Urgent head CT is required in patients with suspected intracerebral hemorrhage. MRI is as sensitive as CT for detecting hemorrhage and is more sensitive for detecting an underlying structural etiology, but the rapidity, availability, and ease of interpretation of CT favor its initial use. Contrast-enhanced head CT scan may show evidence of persistent hemorrhage at the time of presentation, a sign associated with poor prognosis. Vascular imaging is required whenever aneurysmal subarachnoid hemorrhage is possible, such as in cases with a large amount of subarachnoid blood, and should be considered for all patients without a clear etiology who would be surgical candidates. Early MRI may be indicated if a structural etiology is suspected, but findings are often obscured by the hemorrhage, and a scan delayed by 4 to 8 weeks may provide more useful information if urgent diagnosis is unnecessary. MRI is useful in diagnosing cavernous malformations and may suggest cerebral amyloid angiopathy.

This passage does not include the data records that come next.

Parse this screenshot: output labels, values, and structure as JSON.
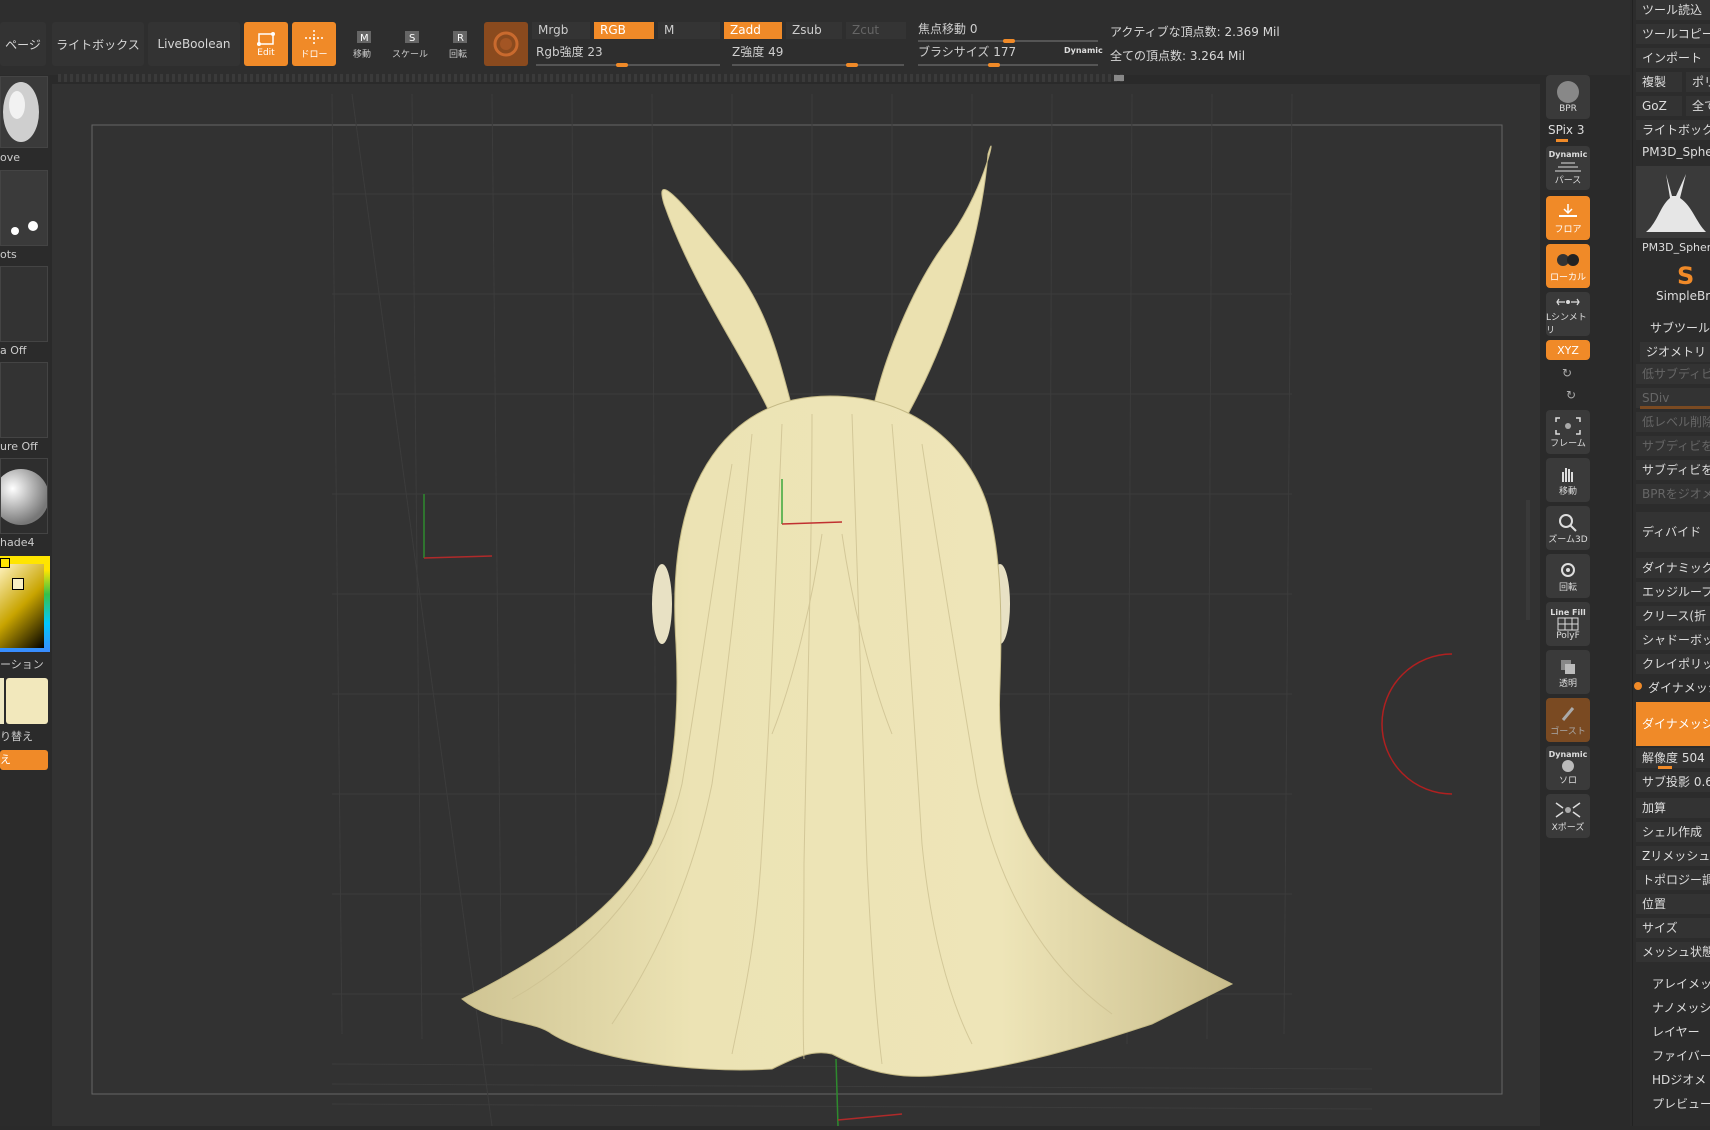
{
  "toolbar": {
    "page_label": "ページ",
    "lightbox_label": "ライトボックス",
    "liveboolean_label": "LiveBoolean",
    "edit_label": "Edit",
    "draw_label": "ドロー",
    "move_label": "移動",
    "scale_label": "スケール",
    "rotate_label": "回転",
    "mrgb_label": "Mrgb",
    "rgb_label": "RGB",
    "m_label": "M",
    "zadd_label": "Zadd",
    "zsub_label": "Zsub",
    "zcut_label": "Zcut",
    "rgb_intensity_label": "Rgb強度",
    "rgb_intensity_value": "23",
    "z_intensity_label": "Z強度",
    "z_intensity_value": "49",
    "focal_shift_label": "焦点移動",
    "focal_shift_value": "0",
    "brush_size_label": "ブラシサイズ",
    "brush_size_value": "177",
    "dynamic_label": "Dynamic",
    "active_points": "アクティブな頂点数: 2.369 Mil",
    "total_points": "全ての頂点数: 3.264 Mil"
  },
  "left_panel": {
    "brush_label": "ove",
    "stroke_label": "ots",
    "alpha_label": "a Off",
    "texture_label": "ure Off",
    "material_label": "hade4",
    "gradient_label": "ーション",
    "switch_label": "り替え",
    "orange_btn_label": "え"
  },
  "right_shelf": {
    "bpr_label": "BPR",
    "spix_label": "SPix 3",
    "dynamic_label": "Dynamic",
    "perspective_label": "パース",
    "floor_label": "フロア",
    "local_label": "ローカル",
    "symmetry_label": "Lシンメトリ",
    "xyz_label": "XYZ",
    "frame_label": "フレーム",
    "move_label": "移動",
    "zoom3d_label": "ズーム3D",
    "rotate_label": "回転",
    "linefill_label": "Line Fill",
    "polyf_label": "PolyF",
    "transp_label": "透明",
    "ghost_label": "ゴースト",
    "solo_dynamic_label": "Dynamic",
    "solo_label": "ソロ",
    "xpose_label": "Xポーズ"
  },
  "tool_palette": {
    "items": [
      {
        "label": "ツール読込"
      },
      {
        "label": "ツールコピー"
      },
      {
        "label": "インポート"
      },
      {
        "label": "複製"
      },
      {
        "label": "ポリ"
      },
      {
        "label": "GoZ"
      },
      {
        "label": "全て"
      },
      {
        "label": "ライトボック"
      },
      {
        "label": "PM3D_Sphe"
      }
    ],
    "thumb_label": "PM3D_Spher",
    "simplebrush_label": "SimpleBrus",
    "subtool_label": "サブツール",
    "geometry_label": "ジオメトリ",
    "geometry_items": [
      {
        "label": "低サブディビ",
        "dim": true
      },
      {
        "label": "SDiv",
        "dim": true
      },
      {
        "label": "低レベル削除",
        "dim": true
      },
      {
        "label": "サブディビを",
        "dim": true
      },
      {
        "label": "サブディビを",
        "dim": false
      },
      {
        "label": "BPRをジオメ",
        "dim": true
      }
    ],
    "divide_label": "ディバイド",
    "sub_items": [
      {
        "label": "ダイナミック"
      },
      {
        "label": "エッジループ"
      },
      {
        "label": "クリース(折"
      },
      {
        "label": "シャドーボッ"
      },
      {
        "label": "クレイポリッ"
      },
      {
        "label": "ダイナメッシ"
      }
    ],
    "dynamesh_btn": "ダイナメッシ",
    "resolution_label": "解像度 504",
    "subproj_label": "サブ投影 0.6",
    "lower_items": [
      {
        "label": "加算"
      },
      {
        "label": "シェル作成"
      },
      {
        "label": "Zリメッシュ"
      },
      {
        "label": "トポロジー調"
      },
      {
        "label": "位置"
      },
      {
        "label": "サイズ"
      },
      {
        "label": "メッシュ状態"
      }
    ],
    "bottom_items": [
      {
        "label": "アレイメッシ"
      },
      {
        "label": "ナノメッシュ"
      },
      {
        "label": "レイヤー"
      },
      {
        "label": "ファイバー"
      },
      {
        "label": "HDジオメト"
      },
      {
        "label": "プレビュー"
      }
    ]
  },
  "colors": {
    "accent": "#f08a28",
    "model": "#ece3b4",
    "background": "#2a2a2a"
  }
}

Treatment is generally supportive, although surgical intervention is indicated in some cases. Severe hypertension is common after intracerebral hemorrhage, in part because it is a response to elevated intracranial pressure and brain injury. In patients with a systolic blood pressure of 150 to 220 mmHg, acute lowering of systolic blood pressure to 140 mmHg is probably safe. Current consensus guidelines suggest treating with antihypertensive medications for systolic blood pressure greater than 180 mmHg or mean arterial pressure greater than 130 mmHg, though clinical trials to determine optimal blood pressure control after intracerebral hemorrhage are ongoing. Increased intracranial pressure may lead to coma and is treated with extraventricular drainage, osmotherapy, or hyperventilation.

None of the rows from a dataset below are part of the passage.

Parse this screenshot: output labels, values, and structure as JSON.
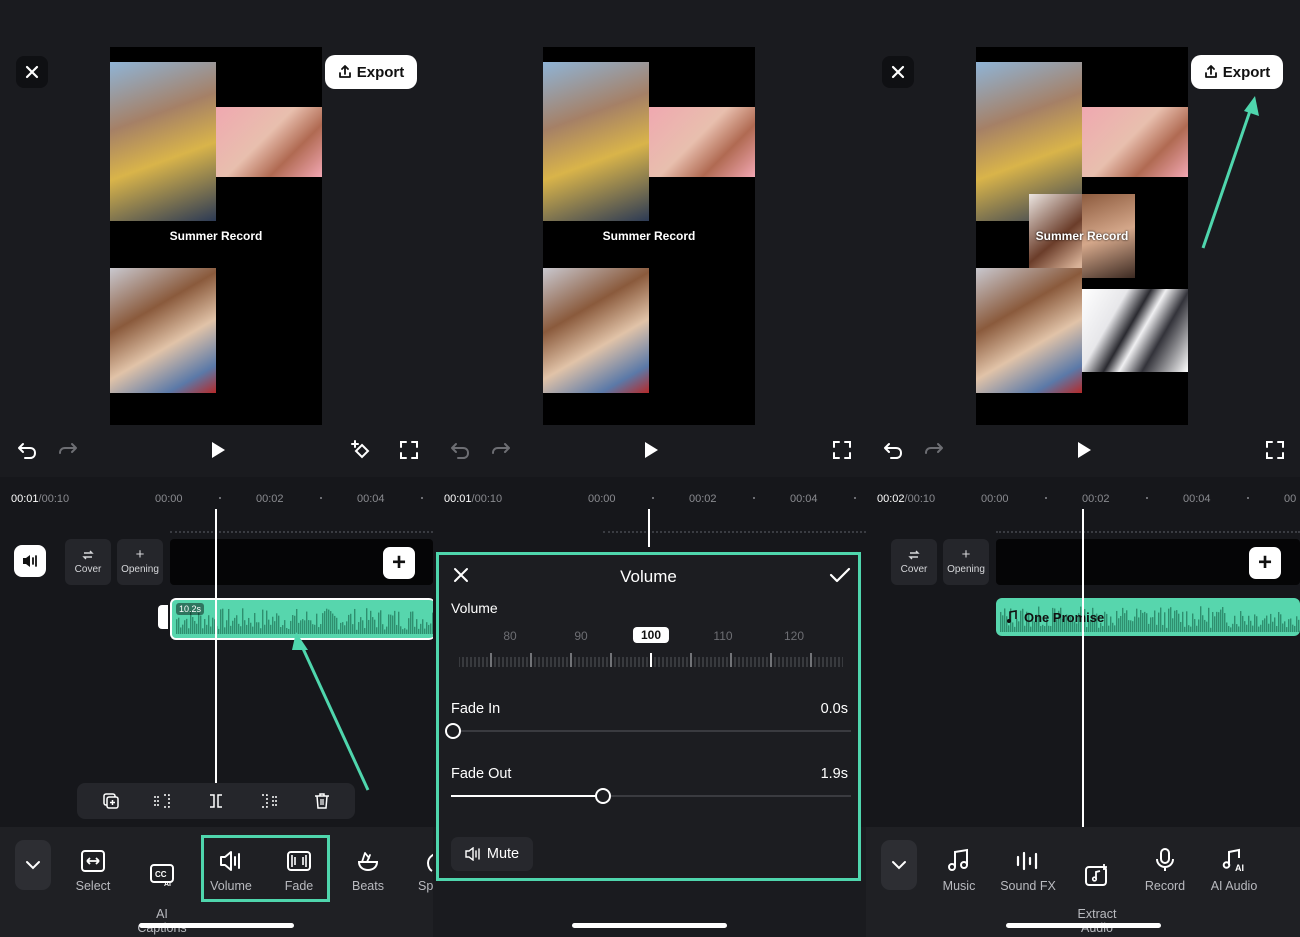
{
  "panels": [
    {
      "preview": {
        "caption": "Summer Record",
        "export_label": "Export"
      },
      "timeline": {
        "current_time": "00:01",
        "total_time": "/00:10",
        "ticks": [
          "00:00",
          "00:02",
          "00:04"
        ],
        "cover_label": "Cover",
        "opening_label": "Opening",
        "clip_duration": "10.2s"
      },
      "toolbar": [
        {
          "label": "Select",
          "icon": "select-icon"
        },
        {
          "label": "AI\nCaptions",
          "icon": "ai-captions-icon"
        },
        {
          "label": "Volume",
          "icon": "volume-icon"
        },
        {
          "label": "Fade",
          "icon": "fade-icon"
        },
        {
          "label": "Beats",
          "icon": "beats-icon"
        },
        {
          "label": "Sp",
          "icon": "speed-icon"
        }
      ]
    },
    {
      "preview": {
        "caption": "Summer Record"
      },
      "timeline": {
        "current_time": "00:01",
        "total_time": "/00:10",
        "ticks": [
          "00:00",
          "00:02",
          "00:04"
        ]
      },
      "volume_dialog": {
        "title": "Volume",
        "volume_label": "Volume",
        "scale": [
          "80",
          "90",
          "100",
          "110",
          "120"
        ],
        "selected": "100",
        "selected_value": 100,
        "fade_in_label": "Fade In",
        "fade_in_value": "0.0s",
        "fade_in_fraction": 0.0,
        "fade_out_label": "Fade Out",
        "fade_out_value": "1.9s",
        "fade_out_fraction": 0.38,
        "mute_label": "Mute"
      }
    },
    {
      "preview": {
        "caption": "Summer Record",
        "export_label": "Export"
      },
      "timeline": {
        "current_time": "00:02",
        "total_time": "/00:10",
        "ticks": [
          "00:00",
          "00:02",
          "00:04",
          "00"
        ],
        "cover_label": "Cover",
        "opening_label": "Opening",
        "audio_title": "One Promise"
      },
      "toolbar": [
        {
          "label": "Music",
          "icon": "music-icon"
        },
        {
          "label": "Sound FX",
          "icon": "sound-fx-icon"
        },
        {
          "label": "Extract\nAudio",
          "icon": "extract-audio-icon"
        },
        {
          "label": "Record",
          "icon": "microphone-icon"
        },
        {
          "label": "AI Audio",
          "icon": "ai-audio-icon"
        }
      ]
    }
  ],
  "colors": {
    "accent": "#4fd6ad",
    "audio_clip": "#57d6ad",
    "background": "#1a1b1f"
  }
}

Surgical evacuation of primary intracerebral hemorrhages is commonly performed when there is posterior fossa hemorrhage with a risk of brainstem compression or when there is evolving neurologic deterioration in patients with lobar hemorrhages and other prognostic signs are favorable. A large, international trial randomized 1,033 subjects with supratentorial hemorrhage to receive early surgical evacuation of the hematoma or initial conservative treatment followed by surgical evacuation only if it was necessitated by neurologic deterioration. There was a favorable outcome at 6 months in 26 percent of those allocated to early surgery as compared with 24 percent in those allocated to initial conservative treatment ( P =0.89). In subgroup analysis, it appeared that early surgery was more effective than conservative therapy when the hematoma was 1 cm or less from the cortical surface. Additional trials will be needed to resolve the issue of early surgical benefit for superficial hematomas.

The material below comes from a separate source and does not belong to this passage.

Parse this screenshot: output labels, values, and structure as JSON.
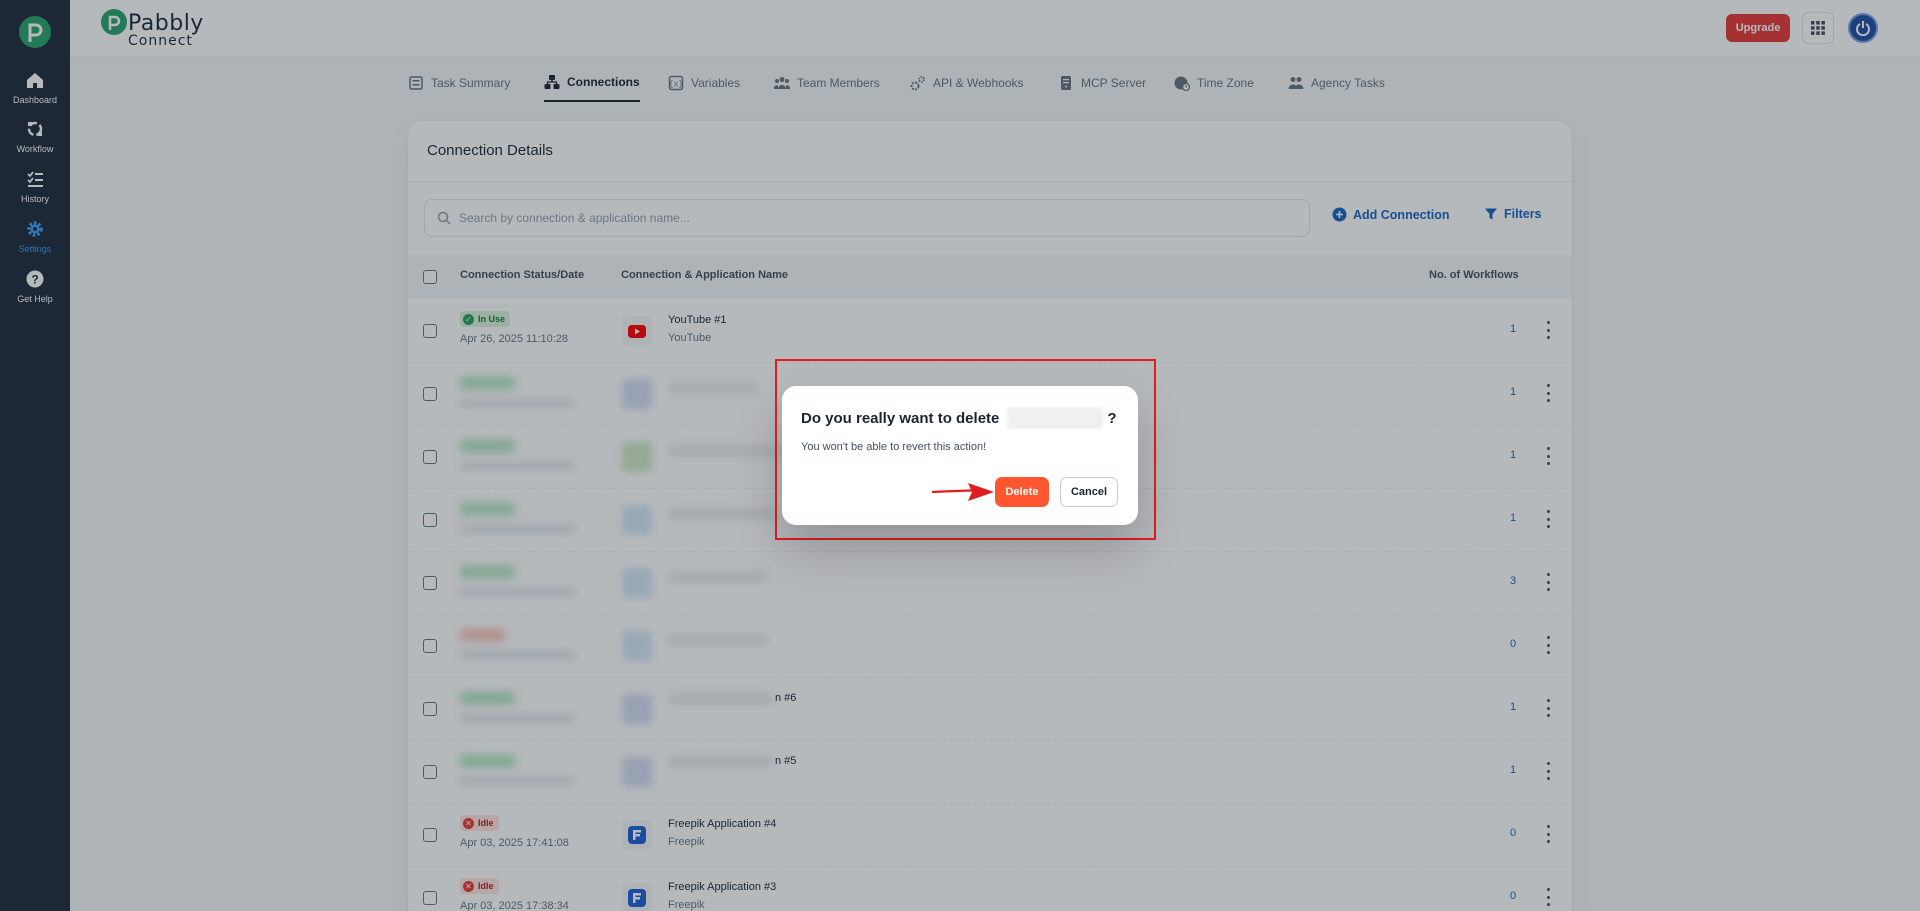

After the acute period, aggressive treatment of hypertension is indicated. In addition to reducing cardiovascular disease and ischemic stroke, one study has shown that treating hypertension reduces the risk of intracerebral hemorrhage by more than 50 percent.

Lacunar Infarct

The term lacune was first introduced in 1843 by M. Durand-Fardel to describe small, subcortical areas lacking gray and white matter. These lesions were attributed to infarct and associated with particular clinical presentations by Marie and Ferrand more than 50 years later. In the 1950s, Miller Fisher reintroduced the term into modern neurology. In a rapid succession of articles, he described the clinical and pathologic presentation, recognized the importance of hypertension as an etiology, and developed a theory of pathogenesis that survives today.

Less than 2 cm in diameter, lacunes are small infarcts that result from occlusion of small penetrating branches arising from large arteries ( Fig. 7-7 ). There is general agreement about the definition of lacune, but much argument about the interrelationship between lacunar infarcts, lacunar strokes (symptomatic lacunes), lacunar syndromes (symptom complexes often associated with lacunar strokes), and lacunar disease (lacunes due to intrinsic small-vessel changes). Arguments arise from imperfect correlations between these entities. First, not all lacunes produce lacunar strokes because some are silent. Second, lacunar syndromes are sometimes associated with large-vessel strokes. Third, lacunes are produced by intrinsic small-vessel disease and by other etiologies.